Tickets to a show cost $10 for adults and $5 for children. The show was sold out, and the theatre has 500 seats. If the revenue collected from these ticket sales was $2900, how many adult tickets were sold?
Add up the money collected for each kind of ticket. Since 500 were sold, if there were x adult tickets, then there were 500-x child tickets. So,
10x + 5(500-x) = 2900
To solve this problem, we need to set up a system of equations based on the given information.
Let's say the number of adult tickets sold is 'a' and the number of child tickets sold is 'c'. We know that the total number of tickets sold, regardless of type, is equal to the total number of seats in the theater:
a + c = 500 (equation 1)
We also know that the revenue collected from adult tickets is $10 per ticket, and the revenue collected from child tickets is $5 per ticket.

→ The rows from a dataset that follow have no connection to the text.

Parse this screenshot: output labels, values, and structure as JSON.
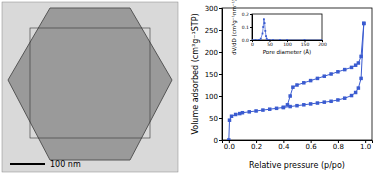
{
  "image": {
    "scale_bar": "100 nm"
  },
  "chart_data": [
    {
      "type": "line",
      "x_label": "Relative pressure (p/po)",
      "y_label": "Volume adsorbed (cm³g⁻¹STP)",
      "xlim": [
        -0.05,
        1.05
      ],
      "xticks": [
        {
          "value": 0,
          "label": "0.0"
        },
        {
          "value": 0.2,
          "label": "0.2"
        },
        {
          "value": 0.4,
          "label": "0.4"
        },
        {
          "value": 0.6,
          "label": "0.6"
        },
        {
          "value": 0.8,
          "label": "0.8"
        },
        {
          "value": 1,
          "label": "1.0"
        }
      ],
      "ylim": [
        0,
        300
      ],
      "yticks": [
        0,
        50,
        100,
        150,
        200,
        250,
        300
      ],
      "color": "#3a5bd0",
      "marker": "square",
      "line_style": "solid",
      "series": [
        {
          "color": "#3a5bd0",
          "x": [
            0,
            0.005,
            0.02,
            0.05,
            0.08,
            0.1,
            0.15,
            0.2,
            0.25,
            0.3,
            0.35,
            0.4,
            0.45,
            0.5,
            0.55,
            0.6,
            0.65,
            0.7,
            0.75,
            0.8,
            0.85,
            0.9,
            0.93,
            0.95,
            0.97,
            0.99
          ],
          "values": [
            0,
            45,
            54,
            58,
            60,
            62,
            64,
            66,
            68,
            70,
            72,
            74,
            76,
            78,
            80,
            82,
            84,
            86,
            88,
            91,
            95,
            101,
            108,
            118,
            140,
            265
          ]
        },
        {
          "color": "#3a5bd0",
          "x": [
            0.99,
            0.97,
            0.95,
            0.93,
            0.9,
            0.85,
            0.8,
            0.75,
            0.7,
            0.65,
            0.6,
            0.55,
            0.5,
            0.47,
            0.45,
            0.43,
            0.4
          ],
          "values": [
            265,
            190,
            175,
            170,
            165,
            160,
            155,
            150,
            145,
            140,
            135,
            130,
            125,
            120,
            100,
            80,
            74
          ]
        }
      ]
    },
    {
      "type": "line",
      "x_label": "Pore diameter (Å)",
      "y_label": "dV/dD (cm³g⁻¹nm⁻¹)",
      "xlim": [
        0,
        200
      ],
      "xticks": [
        0,
        50,
        100,
        150,
        200
      ],
      "ylim": [
        0,
        0.2
      ],
      "yticks": [
        {
          "value": 0,
          "label": "0.0"
        },
        {
          "value": 0.1,
          "label": "0.1"
        },
        {
          "value": 0.2,
          "label": "0.2"
        }
      ],
      "color": "#3a5bd0",
      "marker": "square",
      "line_style": "solid",
      "series": [
        {
          "color": "#3a5bd0",
          "x": [
            0,
            10,
            20,
            25,
            30,
            32,
            34,
            36,
            38,
            40,
            42,
            45,
            50,
            60,
            80,
            100,
            150,
            200
          ],
          "values": [
            0,
            0,
            0,
            0.01,
            0.05,
            0.1,
            0.16,
            0.13,
            0.07,
            0.03,
            0.01,
            0,
            0,
            0,
            0,
            0,
            0,
            0
          ]
        }
      ]
    }
  ]
}
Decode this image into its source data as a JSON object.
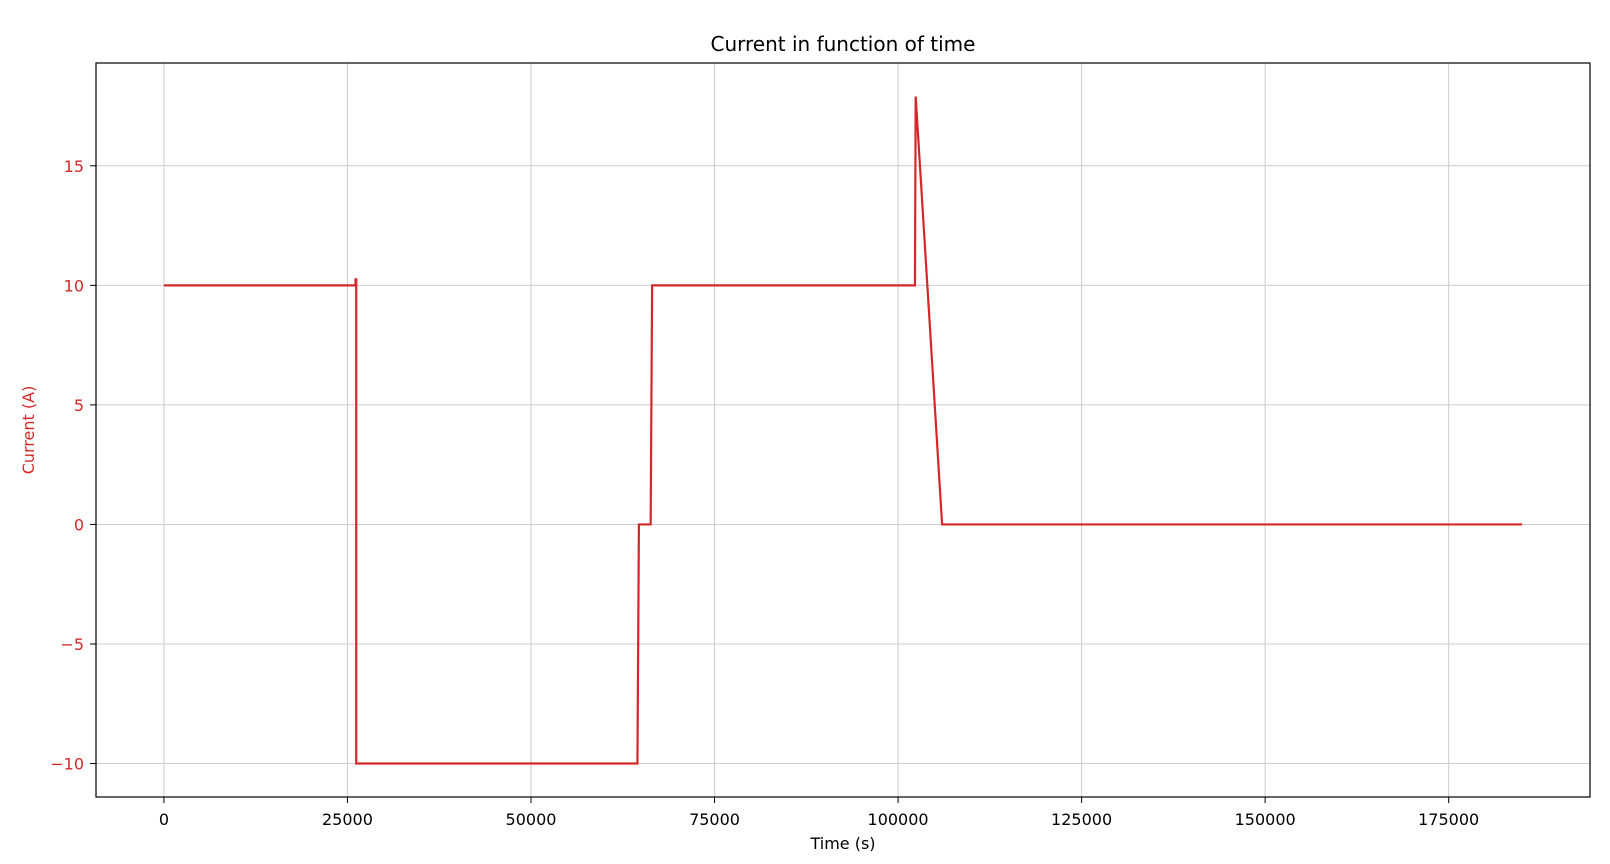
{
  "chart_data": {
    "type": "line",
    "title": "Current in function of time",
    "xlabel": "Time (s)",
    "ylabel": "Current (A)",
    "xlim": [
      -9250,
      194250
    ],
    "ylim": [
      -11.4,
      19.3
    ],
    "xticks": [
      0,
      25000,
      50000,
      75000,
      100000,
      125000,
      150000,
      175000
    ],
    "xtick_labels": [
      "0",
      "25000",
      "50000",
      "75000",
      "100000",
      "125000",
      "150000",
      "175000"
    ],
    "yticks": [
      -10,
      -5,
      0,
      5,
      10,
      15
    ],
    "ytick_labels": [
      "−10",
      "−5",
      "0",
      "5",
      "10",
      "15"
    ],
    "grid": true,
    "colors": {
      "series": "#d62728",
      "ylabel": "#d62728",
      "yticks": "#d62728",
      "grid": "#cccccc"
    },
    "series": [
      {
        "x": [
          0,
          26100,
          26100,
          26200,
          26200,
          26300,
          64500,
          64700,
          66300,
          66500,
          102300,
          102400,
          106000,
          185000
        ],
        "y": [
          10,
          10,
          10.25,
          10.25,
          -10,
          -10,
          -10,
          0,
          0,
          10,
          10,
          17.9,
          0,
          0
        ]
      }
    ]
  }
}
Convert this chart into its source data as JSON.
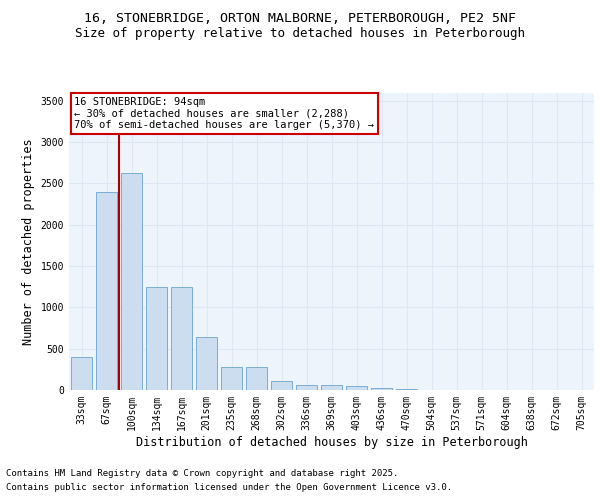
{
  "title_line1": "16, STONEBRIDGE, ORTON MALBORNE, PETERBOROUGH, PE2 5NF",
  "title_line2": "Size of property relative to detached houses in Peterborough",
  "xlabel": "Distribution of detached houses by size in Peterborough",
  "ylabel": "Number of detached properties",
  "categories": [
    "33sqm",
    "67sqm",
    "100sqm",
    "134sqm",
    "167sqm",
    "201sqm",
    "235sqm",
    "268sqm",
    "302sqm",
    "336sqm",
    "369sqm",
    "403sqm",
    "436sqm",
    "470sqm",
    "504sqm",
    "537sqm",
    "571sqm",
    "604sqm",
    "638sqm",
    "672sqm",
    "705sqm"
  ],
  "values": [
    400,
    2400,
    2625,
    1250,
    1250,
    640,
    275,
    275,
    110,
    60,
    55,
    50,
    30,
    10,
    5,
    3,
    2,
    1,
    0,
    0,
    0
  ],
  "bar_color": "#ccddf0",
  "bar_edge_color": "#7aadd4",
  "vline_x": 1.5,
  "vline_color": "#aa0000",
  "annotation_text": "16 STONEBRIDGE: 94sqm\n← 30% of detached houses are smaller (2,288)\n70% of semi-detached houses are larger (5,370) →",
  "annotation_box_color": "#cc0000",
  "ylim": [
    0,
    3600
  ],
  "yticks": [
    0,
    500,
    1000,
    1500,
    2000,
    2500,
    3000,
    3500
  ],
  "grid_color": "#dde8f4",
  "background_color": "#eef4fb",
  "footer_line1": "Contains HM Land Registry data © Crown copyright and database right 2025.",
  "footer_line2": "Contains public sector information licensed under the Open Government Licence v3.0.",
  "title_fontsize": 9.5,
  "subtitle_fontsize": 9,
  "axis_label_fontsize": 8.5,
  "tick_fontsize": 7,
  "annotation_fontsize": 7.5,
  "footer_fontsize": 6.5
}
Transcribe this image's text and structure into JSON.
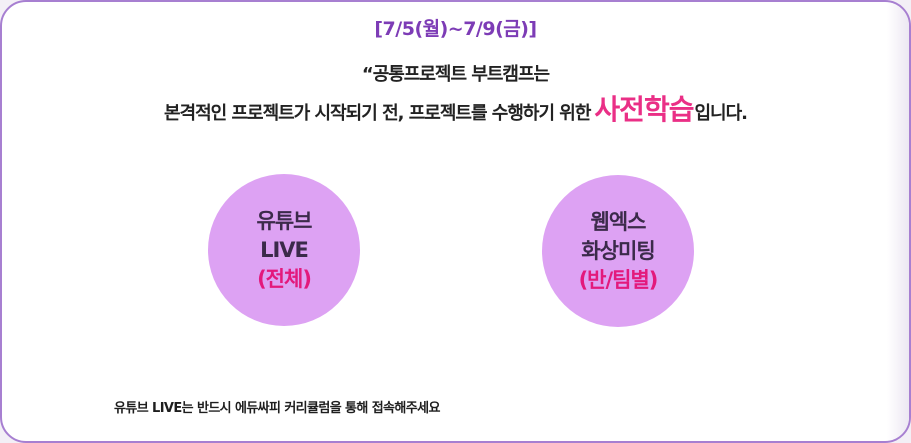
{
  "header": {
    "date_range": "[7/5(월)~7/9(금)]",
    "line1": "“공통프로젝트 부트캠프는",
    "line2_prefix": "본격적인 프로젝트가 시작되기 전, 프로젝트를 수행하기 위한",
    "line2_highlight": "사전학습",
    "line2_suffix": "입니다."
  },
  "circles": [
    {
      "line1": "유튜브",
      "line2": "LIVE",
      "line3": "(전체)"
    },
    {
      "line1": "웹엑스",
      "line2": "화상미팅",
      "line3": "(반/팀별)"
    }
  ],
  "footer_note": "유튜브 LIVE는 반드시 에듀싸피 커리큘럼을 통해 접속해주세요",
  "colors": {
    "accent_purple": "#7d3cb6",
    "highlight_pink": "#ea2f86",
    "circle_fill": "#dda2f3",
    "border": "#a77fd1"
  }
}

The total revenue collected from ticket sales is $2900. So, we can express the revenue in terms of the number of tickets sold:
10a + 5c = 2900 (equation 2)
Now, we have a system of two equations with two unknowns. We can solve this system using substitution or elimination.
Let's solve using substitution. Solve equation 1 for 'c':
c = 500 - a
Substitute this value for 'c' in equation 2:
10a + 5(500 - a) = 2900
Simplify:
10a + 2500 - 5a = 2900
Combine like terms:
5a + 2500 = 2900
Subtract 2500 from both sides:
5a = 400
Divide both sides by 5:
a = 80
Therefore, the number of adult tickets sold is 80.